Efficient All-to-All Collective Communication Schedules for Direct-Connect Topologies
Prithwish Basu, Liangyu Zhao, Jason Fantl, Siddharth Pal, Arvind Krishnamurthy, Joud Khoury
TL;DR
The paper addresses the critical problem of bandwidth-optimal all-to-all scheduling on large-scale direct-connect networks used in ML and HPC. It advances a scalable solution by formulating all-to-all as a Max Concurrent Multi-Commodity Flow problem and introducing a master LP with parallel child LPs, plus time-stepped and path-based MCF variants to handle different fabrics. A full compiler/toolchain lowers the optimized flows to practical runtimes (MSCCL/oneCCL) and NIC routing, with demonstrated near-optimal throughput across diverse topologies and scales, including GenKautz expanders that closely meet the theoretical lower bound on all-to-all time. The results show substantial performance gains over baselines, significant runtime efficiency at large N (up to 1000+), and clear guidance for topology choices and scheduling in reconfigurable direct-connect interconnects. This work enables scalable, high-bandwidth all-to-all communication for ML embeddings, FFTs, and MoE workloads on modern accelerator clusters.
Abstract
The all-to-all collective communications primitive is widely used in machine learning (ML) and high performance computing (HPC) workloads, and optimizing its performance is of interest to both ML and HPC communities. All-to-all is a particularly challenging workload that can severely strain the underlying interconnect bandwidth at scale.
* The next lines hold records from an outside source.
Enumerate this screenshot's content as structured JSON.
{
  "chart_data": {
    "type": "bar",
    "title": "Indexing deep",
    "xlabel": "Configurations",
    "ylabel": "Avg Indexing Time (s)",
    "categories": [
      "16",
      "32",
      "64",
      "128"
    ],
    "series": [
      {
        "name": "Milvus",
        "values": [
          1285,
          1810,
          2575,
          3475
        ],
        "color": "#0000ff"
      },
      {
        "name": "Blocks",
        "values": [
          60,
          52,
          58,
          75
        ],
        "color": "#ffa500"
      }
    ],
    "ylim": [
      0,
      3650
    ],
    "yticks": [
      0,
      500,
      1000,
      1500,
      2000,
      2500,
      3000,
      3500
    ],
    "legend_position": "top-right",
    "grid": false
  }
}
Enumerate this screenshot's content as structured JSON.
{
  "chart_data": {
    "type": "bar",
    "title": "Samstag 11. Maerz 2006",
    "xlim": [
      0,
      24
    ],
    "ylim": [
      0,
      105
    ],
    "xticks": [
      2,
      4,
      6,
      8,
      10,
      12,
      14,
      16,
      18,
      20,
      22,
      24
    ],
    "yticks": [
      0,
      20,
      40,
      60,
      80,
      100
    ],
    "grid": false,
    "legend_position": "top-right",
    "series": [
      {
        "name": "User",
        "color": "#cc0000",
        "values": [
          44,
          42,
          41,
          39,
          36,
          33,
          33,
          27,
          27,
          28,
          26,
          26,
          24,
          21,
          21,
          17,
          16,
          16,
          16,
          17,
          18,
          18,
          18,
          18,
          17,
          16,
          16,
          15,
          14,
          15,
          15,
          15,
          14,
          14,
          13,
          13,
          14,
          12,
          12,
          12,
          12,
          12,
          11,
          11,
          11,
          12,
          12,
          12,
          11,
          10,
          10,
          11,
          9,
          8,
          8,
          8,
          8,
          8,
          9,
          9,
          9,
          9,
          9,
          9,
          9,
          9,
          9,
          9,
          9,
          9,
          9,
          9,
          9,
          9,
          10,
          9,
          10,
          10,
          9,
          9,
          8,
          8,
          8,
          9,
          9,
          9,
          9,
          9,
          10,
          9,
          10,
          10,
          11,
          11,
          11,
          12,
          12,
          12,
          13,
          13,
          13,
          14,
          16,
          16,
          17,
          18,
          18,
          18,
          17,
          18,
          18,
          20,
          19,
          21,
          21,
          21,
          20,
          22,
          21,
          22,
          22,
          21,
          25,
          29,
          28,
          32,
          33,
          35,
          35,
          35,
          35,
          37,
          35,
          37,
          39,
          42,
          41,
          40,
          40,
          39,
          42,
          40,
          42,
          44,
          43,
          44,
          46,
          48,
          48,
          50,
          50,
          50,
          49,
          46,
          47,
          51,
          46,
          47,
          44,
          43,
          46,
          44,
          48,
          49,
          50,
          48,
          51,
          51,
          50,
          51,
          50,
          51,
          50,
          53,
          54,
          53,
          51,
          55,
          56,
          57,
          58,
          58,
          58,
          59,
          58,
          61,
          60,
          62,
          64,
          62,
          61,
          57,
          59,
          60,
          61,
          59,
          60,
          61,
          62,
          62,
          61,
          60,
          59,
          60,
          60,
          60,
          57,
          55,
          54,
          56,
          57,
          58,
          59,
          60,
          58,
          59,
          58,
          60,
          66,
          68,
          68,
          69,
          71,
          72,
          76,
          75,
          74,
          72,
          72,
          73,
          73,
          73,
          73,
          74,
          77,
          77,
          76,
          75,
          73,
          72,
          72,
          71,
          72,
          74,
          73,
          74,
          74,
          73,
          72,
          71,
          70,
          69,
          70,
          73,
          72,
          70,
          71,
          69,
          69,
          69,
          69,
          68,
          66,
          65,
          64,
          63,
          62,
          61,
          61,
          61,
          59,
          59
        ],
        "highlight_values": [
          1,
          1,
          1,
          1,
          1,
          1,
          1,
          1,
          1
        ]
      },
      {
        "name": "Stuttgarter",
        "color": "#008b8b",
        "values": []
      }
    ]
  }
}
This paper takes a holistic approach to optimize the performance of all-to-all collective communications on supercomputer-scale direct-connect interconnects. We address several algorithmic and practical challenges in developing efficient and bandwidth-optimal all-to-all schedules for any topology and lowering the schedules to various runtimes and interconnect technologies. We also propose a novel topology that delivers near-optimal all-to-all performance.